Jesus' command is simple and startling: "Follow me, and I will make you fishers of men." (Matthew 4:19). In those six words he gives both an invitation and a promise—an immediate summons to turn toward him and a guarantee that he will do the forming. This is not merely a call to activity but the opening of a process that begins the moment we decide to follow him.
The process begins amid our weaknesses. None of the first disciples came with perfect skill, moral purity, or complete confidence; they came with doubts, rough edges, and fears. Yet Jesus speaks into that condition: I will make you.

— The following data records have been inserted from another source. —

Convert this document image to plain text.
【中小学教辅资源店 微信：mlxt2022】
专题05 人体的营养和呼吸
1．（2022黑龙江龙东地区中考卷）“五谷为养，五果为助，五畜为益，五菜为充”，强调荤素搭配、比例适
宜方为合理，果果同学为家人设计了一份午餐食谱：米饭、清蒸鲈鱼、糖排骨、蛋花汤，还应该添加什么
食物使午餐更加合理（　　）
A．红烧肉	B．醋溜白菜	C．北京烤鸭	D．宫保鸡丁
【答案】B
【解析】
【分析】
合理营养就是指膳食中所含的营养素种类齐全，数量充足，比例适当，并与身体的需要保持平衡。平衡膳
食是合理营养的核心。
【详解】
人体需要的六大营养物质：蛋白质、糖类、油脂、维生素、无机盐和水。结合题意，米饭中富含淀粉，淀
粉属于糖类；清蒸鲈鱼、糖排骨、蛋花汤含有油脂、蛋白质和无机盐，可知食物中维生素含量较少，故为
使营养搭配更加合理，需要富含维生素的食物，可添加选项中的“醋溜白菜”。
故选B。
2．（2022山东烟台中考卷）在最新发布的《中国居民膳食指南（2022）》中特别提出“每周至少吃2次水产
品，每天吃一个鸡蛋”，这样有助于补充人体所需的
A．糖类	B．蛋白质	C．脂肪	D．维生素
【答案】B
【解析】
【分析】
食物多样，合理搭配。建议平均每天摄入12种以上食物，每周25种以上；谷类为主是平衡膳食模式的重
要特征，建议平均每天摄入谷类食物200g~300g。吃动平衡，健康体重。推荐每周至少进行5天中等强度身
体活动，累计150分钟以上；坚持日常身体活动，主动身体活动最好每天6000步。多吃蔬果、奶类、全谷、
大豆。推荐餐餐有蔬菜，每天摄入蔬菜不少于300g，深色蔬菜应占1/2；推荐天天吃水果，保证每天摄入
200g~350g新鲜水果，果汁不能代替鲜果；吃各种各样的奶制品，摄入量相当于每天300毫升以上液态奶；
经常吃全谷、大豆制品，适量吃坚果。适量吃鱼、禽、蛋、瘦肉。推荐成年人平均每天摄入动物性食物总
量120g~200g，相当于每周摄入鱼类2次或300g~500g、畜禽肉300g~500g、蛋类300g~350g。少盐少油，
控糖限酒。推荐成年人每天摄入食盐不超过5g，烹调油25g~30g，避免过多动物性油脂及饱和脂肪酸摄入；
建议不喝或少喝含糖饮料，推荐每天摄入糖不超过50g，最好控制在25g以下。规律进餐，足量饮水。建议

God’s shaping work does not wait until we are ready; it begins with the raw material of our weakness, humility, and dependence. That truth frees us from pretending to be more than we are and invites us to trust Christ to equip and transform.
To follow him often means leaving everything that competes with his claim on our lives—comforts, securities, idols, and self-reliance. Practically this looks like daily surrendered choices: a willingness to let go when God calls, repentance when we cling, persistent prayer, and faithful obedience in ordinary moments. As we obey small steps of surrender, Jesus trains our character and our witness so that by his grace we become effective "fishers of men"—people whose lives draw others toward Christ because they are shaped by him.
Take heart: the call is to follow, not to perform. If you have decided to follow Jesus, the making has already begun even in your weakness. Keep turning toward him in trust, leave behind what hinders, and obey the next step he sets before you—he is faithful to complete the work he has started. Be encouraged: he will make you, and he goes with you every step of the way.